His career received an early boost from an unlikely source: Playboy founder Hugh Hefner, who discovered the artist in 1953 when he was working as a fashion illustrator for a department store.
Neiman was soon creating art for Playboy magazine, including the well-endowed nude that has graced the magazine’s Party Jokes page since 1957.
It was the start of what he called “the good life” and inspiration for much of his future work. He regularly contributed to the magazine’s “Man at His Leisure” feature, which took him to such places as the Grand National Steeplechase and Ascot in England and the Grand Prix auto race in Monaco.
“It’s been fun. I’ve had a lucky life,” Neiman told the Associated Press in 2008. “Art has made me pull the best out of myself.”
He was born June 8, 1921, in St. Paul, Minn., to Charles Runquist, an unskilled laborer, and his wife, Lydia. After his father abandoned the family, he took a stepfather’s surname.
In 1942, he joined the Army and saw two years of combat during World War II. He also served as a cook.
He studied at the School of the Art Institute of Chicago, the University of Chicago and the University of Illinois.
His painting style came into being “very suddenly,” he later said, and emerged after he experimented with discarded cans of enamel paint that allowed him to render fast-moving action with swift strokes.
After a stint in Paris, Neiman set up shop in New York and began exhibiting in galleries.
As a portraitist, he painted such iconic figures as Frank Sinatra and Babe Ruth, managing to capture how the public saw them.
He worked in many media, producing thousands of etchings, lithographs and silk screen prints. Eventually, his art gravitated toward sports.
“For an artist, watching a [Joe] Namath throw a football or a Willie Mays hit a baseball is an experience far more overpowering than painting a beautiful woman or leading political figure,” Neiman said in 1972.
With his trademark handlebar mustache and slicked-back hair, Neiman was instantly recognizable. At a New York Jets game in 1975, fans yelled, “Put LeRoy in,” when the play wasn’t going their way.
One face he repeatedly depicted was that of Muhammad Ali.
Those paintings and sketches, representing 15 years of the fighter’s life, are housed at the LeRoy Neiman Gallery at the Muhammad Ali Center in Louisville, Ky.
Neiman’s works are in the permanent collections of many private and public museums.
His philanthropy included donating $6 million to Columbia University to create the LeRoy Neiman Center for Print Studies. He also gave $3 million to the Art Institute of Chicago, where he once taught.

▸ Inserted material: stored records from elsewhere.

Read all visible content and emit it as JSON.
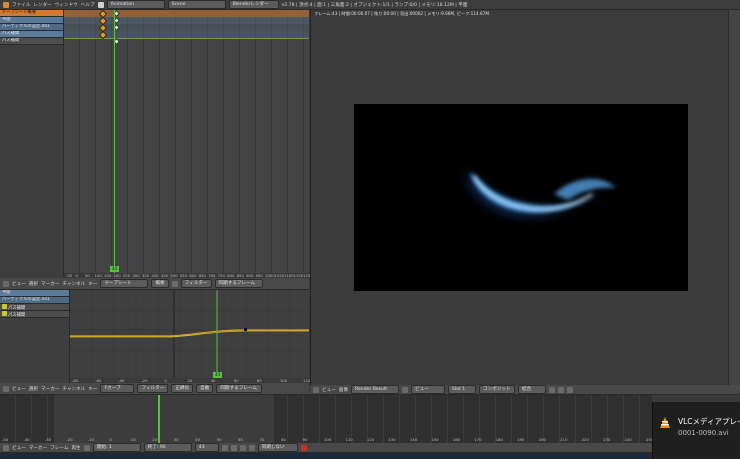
{
  "top_menu": {
    "items": [
      "ファイル",
      "レンダー",
      "ウィンドウ",
      "ヘルプ"
    ],
    "screen": "Animation",
    "scene": "Scene",
    "engine": "Blenderレンダー",
    "info": "v2.78 | 頂点:4 | 面:1 | 三角面:2 | オブジェクト:1/1 | ランプ:0/0 | メモリ:18.12M | 平面"
  },
  "dopesheet": {
    "channels": [
      "ドープシート概要",
      "平面",
      "パーティクルの設定.001",
      "パス補間",
      "パス補間"
    ],
    "ticks": [
      "-50",
      "0",
      "50",
      "100",
      "150",
      "200",
      "250",
      "300",
      "350",
      "400",
      "450",
      "500",
      "550",
      "600",
      "650",
      "700",
      "750",
      "800",
      "850",
      "900",
      "950",
      "1000",
      "1050",
      "1100",
      "1150",
      "1200"
    ],
    "current_frame": "43",
    "header": [
      "ビュー",
      "選択",
      "マーカー",
      "チャンネル",
      "キー",
      "ドープシート",
      "概要",
      "フィルター",
      "同期するフレーム"
    ]
  },
  "graph": {
    "channels": [
      "平面",
      "パーティクルの設定.001",
      "パス補間",
      "パス補間"
    ],
    "ticks": [
      "-80",
      "-60",
      "-40",
      "-20",
      "0",
      "20",
      "40",
      "60",
      "80",
      "100",
      "120"
    ],
    "current_frame": "43",
    "header": [
      "ビュー",
      "選択",
      "マーカー",
      "チャンネル",
      "キー",
      "Fカーブ",
      "フィルター",
      "正規化",
      "自動",
      "同期するフレーム"
    ]
  },
  "render": {
    "status": "フレーム:43 | 時間:00:00.07 | 残り:00:00 | 見出:00002 | メモリ:9.66M, ピーク:114.67M",
    "header": [
      "ビュー",
      "画像",
      "Render Result",
      "ビュー",
      "Slot 1",
      "コンポジット",
      "結合"
    ]
  },
  "timeline": {
    "ticks": [
      "-50",
      "-40",
      "-30",
      "-20",
      "-10",
      "0",
      "10",
      "20",
      "30",
      "40",
      "50",
      "60",
      "70",
      "80",
      "90",
      "100",
      "110",
      "120",
      "130",
      "140",
      "150",
      "160",
      "170",
      "180",
      "190",
      "200",
      "210",
      "220",
      "230",
      "240",
      "250"
    ],
    "header": [
      "ビュー",
      "マーカー",
      "フレーム",
      "再生",
      "開始:",
      "1",
      "終了:",
      "90",
      "43",
      "同期しない"
    ]
  },
  "notification": {
    "title": "VLCメディアプレイヤー",
    "subtitle": "0001-0090.avi"
  }
}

His studio was near Central Park in the home that he shared with Janet, his wife of 55 years. She survives him.
A workaholic who said he had no hobbies, Neiman produced large-scale works late in life, including a 160-foot-long sports mural that was hung in the Sports Museum of America, which opened in New York in 2008.
“What else am I good for?” he said in 2008. “I don’t think about anything else.”